J'ai toujours pensé que les meilleures années étaient devant moi. La vie n'est-elle pas une aventure ? Une aventure qui n'est pas écrite d'avance ?

Pour 2020, trois souhaits m'habitent :

- L'ouverture : aux autres, à tous les autres, aux différentes cultures, aux religions, aux peuples de la Terre. En commençant par ceux que le monde délaisse. Devenir un citoyen du monde, sans frontières.
Il est passionnant d'être en marche, en recherche, en éveil.
Mais je redoute les gens rigides, sectaires, qui possèdent la vérité !

- La lutte : Elle fait partie de la vie.Lutter pour défendre les droits bafoués : ceux qui n'ont pas où dormir, où manger, ou travailler. Les droits bafoués des peuples opprimés et humiliés. Comment peut-on être heureux si les autres ne le sont pas ?
Nous ne sommes pas faits pour vivre soumis.
Mais la lutte appelle la fête. Quand la vie est dure, on a besoin de se réjouir. Quand on lutte ensemble on gagne souvent.

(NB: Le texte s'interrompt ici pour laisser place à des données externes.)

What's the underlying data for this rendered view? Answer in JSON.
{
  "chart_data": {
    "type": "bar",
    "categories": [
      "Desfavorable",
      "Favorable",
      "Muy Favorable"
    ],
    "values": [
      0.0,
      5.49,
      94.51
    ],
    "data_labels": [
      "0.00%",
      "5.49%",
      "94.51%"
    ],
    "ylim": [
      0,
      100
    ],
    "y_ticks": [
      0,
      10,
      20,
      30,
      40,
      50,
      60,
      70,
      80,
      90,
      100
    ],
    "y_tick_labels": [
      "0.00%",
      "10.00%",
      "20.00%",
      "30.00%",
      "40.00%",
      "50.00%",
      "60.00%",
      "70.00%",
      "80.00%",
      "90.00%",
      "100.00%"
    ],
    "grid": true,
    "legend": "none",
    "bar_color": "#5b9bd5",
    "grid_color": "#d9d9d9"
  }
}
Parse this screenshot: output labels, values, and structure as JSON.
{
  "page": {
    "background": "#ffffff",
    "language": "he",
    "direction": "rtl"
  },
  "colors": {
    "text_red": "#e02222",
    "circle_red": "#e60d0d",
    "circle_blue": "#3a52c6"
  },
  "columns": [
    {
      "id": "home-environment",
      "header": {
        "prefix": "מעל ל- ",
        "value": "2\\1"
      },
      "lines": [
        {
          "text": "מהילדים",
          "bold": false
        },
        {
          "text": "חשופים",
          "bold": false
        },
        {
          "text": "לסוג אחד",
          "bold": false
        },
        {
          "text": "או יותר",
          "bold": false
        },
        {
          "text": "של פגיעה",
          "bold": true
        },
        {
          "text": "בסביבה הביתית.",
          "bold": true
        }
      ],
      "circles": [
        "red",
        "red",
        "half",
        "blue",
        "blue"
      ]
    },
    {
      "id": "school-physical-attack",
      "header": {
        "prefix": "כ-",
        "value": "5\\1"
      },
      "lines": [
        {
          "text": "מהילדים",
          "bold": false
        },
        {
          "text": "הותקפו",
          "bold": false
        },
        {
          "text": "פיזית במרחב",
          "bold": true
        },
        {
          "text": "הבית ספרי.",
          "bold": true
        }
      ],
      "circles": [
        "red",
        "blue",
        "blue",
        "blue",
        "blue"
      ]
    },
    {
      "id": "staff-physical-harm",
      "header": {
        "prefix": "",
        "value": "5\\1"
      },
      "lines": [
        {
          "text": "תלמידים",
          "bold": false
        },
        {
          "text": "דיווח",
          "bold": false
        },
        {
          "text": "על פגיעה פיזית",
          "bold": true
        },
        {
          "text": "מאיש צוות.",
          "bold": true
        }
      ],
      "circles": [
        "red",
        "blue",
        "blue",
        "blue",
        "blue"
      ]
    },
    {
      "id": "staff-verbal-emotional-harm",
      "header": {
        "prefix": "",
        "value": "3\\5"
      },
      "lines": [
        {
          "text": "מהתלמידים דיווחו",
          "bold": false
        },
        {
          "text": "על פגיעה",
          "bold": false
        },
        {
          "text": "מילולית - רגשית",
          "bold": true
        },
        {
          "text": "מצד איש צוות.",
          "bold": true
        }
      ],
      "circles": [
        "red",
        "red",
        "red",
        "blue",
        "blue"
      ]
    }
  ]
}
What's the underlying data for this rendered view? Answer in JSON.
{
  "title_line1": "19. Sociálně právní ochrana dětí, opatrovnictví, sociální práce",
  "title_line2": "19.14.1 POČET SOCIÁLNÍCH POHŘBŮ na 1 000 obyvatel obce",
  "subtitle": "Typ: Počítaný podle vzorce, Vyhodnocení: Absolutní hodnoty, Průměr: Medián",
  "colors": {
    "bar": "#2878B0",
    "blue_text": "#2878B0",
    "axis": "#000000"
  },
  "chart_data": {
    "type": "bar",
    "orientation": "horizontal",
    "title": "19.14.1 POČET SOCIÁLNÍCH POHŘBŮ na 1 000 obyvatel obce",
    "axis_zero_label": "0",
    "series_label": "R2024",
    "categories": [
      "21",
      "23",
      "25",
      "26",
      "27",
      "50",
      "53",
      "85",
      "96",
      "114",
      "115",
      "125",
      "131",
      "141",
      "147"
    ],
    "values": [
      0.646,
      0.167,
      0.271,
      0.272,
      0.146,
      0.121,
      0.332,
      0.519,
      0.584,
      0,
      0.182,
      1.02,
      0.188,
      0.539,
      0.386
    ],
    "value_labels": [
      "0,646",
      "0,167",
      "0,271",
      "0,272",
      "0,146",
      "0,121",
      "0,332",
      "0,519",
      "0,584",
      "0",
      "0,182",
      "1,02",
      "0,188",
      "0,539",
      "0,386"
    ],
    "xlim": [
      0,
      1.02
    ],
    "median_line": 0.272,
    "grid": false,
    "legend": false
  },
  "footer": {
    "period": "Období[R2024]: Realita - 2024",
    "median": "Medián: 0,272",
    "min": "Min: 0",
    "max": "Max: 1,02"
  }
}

- Avoir un coeur qui aime :
Lula, ancien président du Brésil, déclarait :
"Je sors de prison ( un an et demi)
sans haine dans le coeur.
A 74 ans, il n'y a de place
que pour l'amour dans mon coeur. "

Libérons notre coeur de la vengeance, du ressentiment, de la haine car il est urgent d'aimer.

"La seule chose que nous apprend la mort,
C'est qu'il est urgent d'aimer"
( Éric Emmanuel Schmitt dans son livre : l'Evangile selon Pilate.)

Belle année 2020 : Quand on aime, il ne fait jamais nuit.